En 1903, à Ropraz, dans le canton de Vaux, on retrouve le corps de Rosa, morte d’une méningite, exhumé et ayant subi des sévices innommables. La presse a tôt faire d’affubler l’auteur des faits du qualificatif de vampire. À Ropraz et dans les villages environnants, l’angoisse monte. Dans cette région coupée du monde, la réalité se pare bien vite d’atours surnaturels. Deux autres exhumations ont lieu avant que la police n’arrête Constant Favez, coupable de s’être livré à des actes contre nature sur des animaux. Mais est-il le véritable responsable ou un bouc émissaire ?
Jacques Chessex est une figure importante de la littérature suisse. Romancier et poète (notamment), il a reçu plusieurs prix durant sa carrière. Si on peut difficilement le qualifier d’auteur de genre, le fantastique et l’onirisme s’invitent régulièrement dans son œuvre. À commencer par L’Ogre, son quatrième roman, qui lui vaut le Goncourt. Le Vampire de Ropraz est à l’autre bout de la chronologie de ses écrits. Publié en 2007, il ne publiera plus que trois ouvrages, le dernier en date étant sorti de façon posthume. Le Vampire de Ropraz lui permet de s’intéresser à un fait divers qui a secoué le quotidien du village où il a fini ses jours. L’auteur joue sur le nom de « vampire » que les médias français et étrangers vont donner au criminel. Il met en scène la peur irrationnelle qui se fait jour dans la région, à l’aube du XXe siècle. L’hystérie s’empare des locaux, qui ne cessent de voir l’auteur des faits dans l’ombre. Le mot renforce sur cette peur : il explique sans nul doute les exactions dont on rend bientôt coupable le « vampire », en sus de ces exhumations. Il influencera aussi la lecture de la physiologie et des pulsions de Favez, le principal accusé.
On n’est pas ici face à une créature surnaturelle, mais face à un cas de nécrophilie qui aurait sa place dans le Vampirisme, nécrophilie, nécrosadisme, nécrophagie d’Épaulard, sorti deux ans auparavant. Chessex joue également avec la fiction vampirique, comparant les forêts boisées du canton de Vaud à celles de la Transylvanie de Dracula. Mordant les corps qu’il exhume, se délectant de leurs organes, assouvissant sur eux des pulsions sexuelles, le criminel ne peut que déclencher l’angoisse dans l’esprit des villageois de Ropraz. Si les faits contaminent rapidement tous les environs, les exactions se limitent au cimetière, lieu par excellence du récit gothique.
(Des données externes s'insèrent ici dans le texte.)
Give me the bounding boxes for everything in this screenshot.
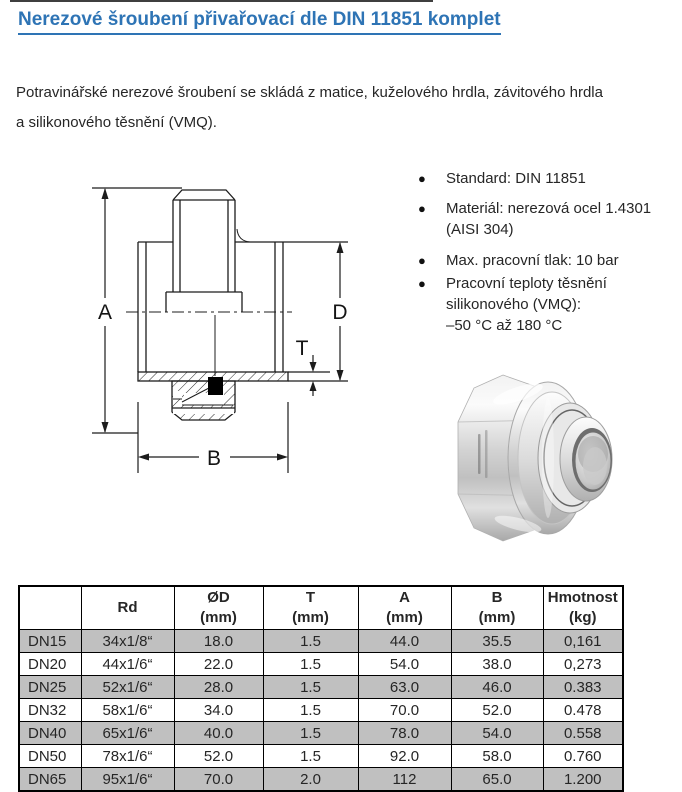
value-cell: 54.0 xyxy=(451,722,543,745)
list-item xyxy=(418,198,682,240)
dimension-label-b: B xyxy=(206,447,222,470)
spec-text: Pracovní teploty těsnění xyxy=(446,275,607,292)
column-header-dn xyxy=(19,586,81,630)
value-cell: 92.0 xyxy=(358,745,451,768)
bullet-icon: ● xyxy=(418,276,426,291)
value-cell: 0,273 xyxy=(543,653,623,676)
value-cell: 38.0 xyxy=(451,653,543,676)
technical-drawing xyxy=(80,172,370,487)
dimension-label-d: D xyxy=(332,301,348,324)
table-row xyxy=(19,630,623,653)
value-cell: 0.760 xyxy=(543,745,623,768)
dn-size-cell: DN25 xyxy=(19,676,81,699)
spec-text: –50 °C až 180 °C xyxy=(446,317,563,334)
value-cell: 1.5 xyxy=(263,653,358,676)
list-item xyxy=(418,168,682,189)
stamp-marking xyxy=(485,430,488,478)
dn-size-cell: DN50 xyxy=(19,745,81,768)
value-cell: 78x1/6“ xyxy=(81,745,174,768)
dn-size-cell: DN20 xyxy=(19,653,81,676)
value-cell: 2.0 xyxy=(263,768,358,792)
table-header-row xyxy=(19,586,623,630)
value-cell: 63.0 xyxy=(358,676,451,699)
dn-size-cell: DN40 xyxy=(19,722,81,745)
value-cell: 22.0 xyxy=(174,653,263,676)
value-cell: 52x1/6“ xyxy=(81,676,174,699)
value-cell: 0.478 xyxy=(543,699,623,722)
column-header-a: A (mm) xyxy=(358,586,451,630)
spec-table-body xyxy=(19,630,623,792)
value-cell: 1.5 xyxy=(263,745,358,768)
dn-size-cell: DN15 xyxy=(19,630,81,653)
spec-bullet-list xyxy=(418,168,682,336)
value-cell: 65.0 xyxy=(451,768,543,792)
list-item xyxy=(418,273,682,336)
value-cell: 0.383 xyxy=(543,676,623,699)
value-cell: 34.0 xyxy=(174,699,263,722)
value-cell: 35.5 xyxy=(451,630,543,653)
column-header-hmotnost: Hmotnost (kg) xyxy=(543,586,623,630)
value-cell: 70.0 xyxy=(358,699,451,722)
dimension-table xyxy=(18,585,624,792)
column-header-b: B (mm) xyxy=(451,586,543,630)
bullet-icon: ● xyxy=(418,253,426,268)
gasket-section xyxy=(208,377,223,395)
value-cell: 112 xyxy=(358,768,451,792)
value-cell: 52.0 xyxy=(451,699,543,722)
page-title[interactable]: Nerezové šroubení přivařovací dle DIN 11851 komplet xyxy=(18,9,501,35)
table-row xyxy=(19,722,623,745)
value-cell: 1.5 xyxy=(263,722,358,745)
spec-text: Standard: DIN 11851 xyxy=(446,170,586,187)
value-cell: 54.0 xyxy=(358,653,451,676)
spec-text: Max. pracovní tlak: 10 bar xyxy=(446,252,619,269)
bullet-icon: ● xyxy=(418,201,426,216)
value-cell: 58x1/6“ xyxy=(81,699,174,722)
intro-line-2: a silikonového těsnění (VMQ). xyxy=(16,114,217,131)
table-row xyxy=(19,676,623,699)
intro-line-1: Potravinářské nerezové šroubení se skládá z matice, kuželového hrdla, závitového hrdla xyxy=(16,84,603,101)
value-cell: 46.0 xyxy=(451,676,543,699)
column-header-rd: Rd xyxy=(81,586,174,630)
column-header-t: T (mm) xyxy=(263,586,358,630)
table-row xyxy=(19,653,623,676)
value-cell: 1.5 xyxy=(263,676,358,699)
table-row xyxy=(19,745,623,768)
product-photo xyxy=(448,372,673,544)
value-cell: 70.0 xyxy=(174,768,263,792)
value-cell: 34x1/8“ xyxy=(81,630,174,653)
dn-size-cell: DN32 xyxy=(19,699,81,722)
value-cell: 40.0 xyxy=(174,722,263,745)
value-cell: 44.0 xyxy=(358,630,451,653)
value-cell: 65x1/6“ xyxy=(81,722,174,745)
value-cell: 0,161 xyxy=(543,630,623,653)
value-cell: 44x1/6“ xyxy=(81,653,174,676)
value-cell: 52.0 xyxy=(174,745,263,768)
value-cell: 1.5 xyxy=(263,630,358,653)
value-cell: 0.558 xyxy=(543,722,623,745)
value-cell: 28.0 xyxy=(174,676,263,699)
value-cell: 18.0 xyxy=(174,630,263,653)
value-cell: 1.5 xyxy=(263,699,358,722)
value-cell: 78.0 xyxy=(358,722,451,745)
value-cell: 95x1/6“ xyxy=(81,768,174,792)
dimension-label-a: A xyxy=(97,301,113,324)
intro-paragraph xyxy=(16,78,676,138)
list-item xyxy=(418,250,682,271)
stamp-marking xyxy=(478,434,481,474)
table-row xyxy=(19,768,623,792)
spec-text: silikonového (VMQ): xyxy=(446,296,582,313)
value-cell: 58.0 xyxy=(451,745,543,768)
dn-size-cell: DN65 xyxy=(19,768,81,792)
spec-text: (AISI 304) xyxy=(446,221,514,238)
cropped-content-edge xyxy=(10,0,433,2)
table-row xyxy=(19,699,623,722)
spec-text: Materiál: nerezová ocel 1.4301 xyxy=(446,200,652,217)
dimension-label-t: T xyxy=(295,337,309,360)
value-cell: 1.200 xyxy=(543,768,623,792)
column-header-od: ØD (mm) xyxy=(174,586,263,630)
bullet-icon: ● xyxy=(418,171,426,186)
Au-delà de l’omniprésence de la forets, l’isolement de la petite vallée et la propension à la superstition qui en découle, on peut voir d’autres parallèles avec le roman de Stoker. À commencer par cette idée que le vampire prend forme à travers le regard d’autrui. Jamais il n’intervient, n’explique son geste… Aucun aveu de Favez concernant ces exhumations n’a été enregistré. Le monstre naît par la façon dont il s’érige en opposition aux normes de la société, et le respect des corps en est une. Surtout quand il s’agit de jeunes femmes, pures, virginales. Et il y a cette figure de la dame blanche, qui s’invite à répétition dans la cellule de Favez. Évanescente, jamais on ne mettre la main sur elle. N’est-elle pas elle-même une vampire, qui s’abreuve (sexuellement) de l’interdit ?
Un texte superbement écrit, qui interroge sur la superstition autant que sur la genèse du bouc émissaire. L’auteur conclut par une pirouette littéraire audacieuse, faisant croiser à « son » Favez la route de Blaise Cendras, faisant du Vaudois la source d’inspiration de Moravagine.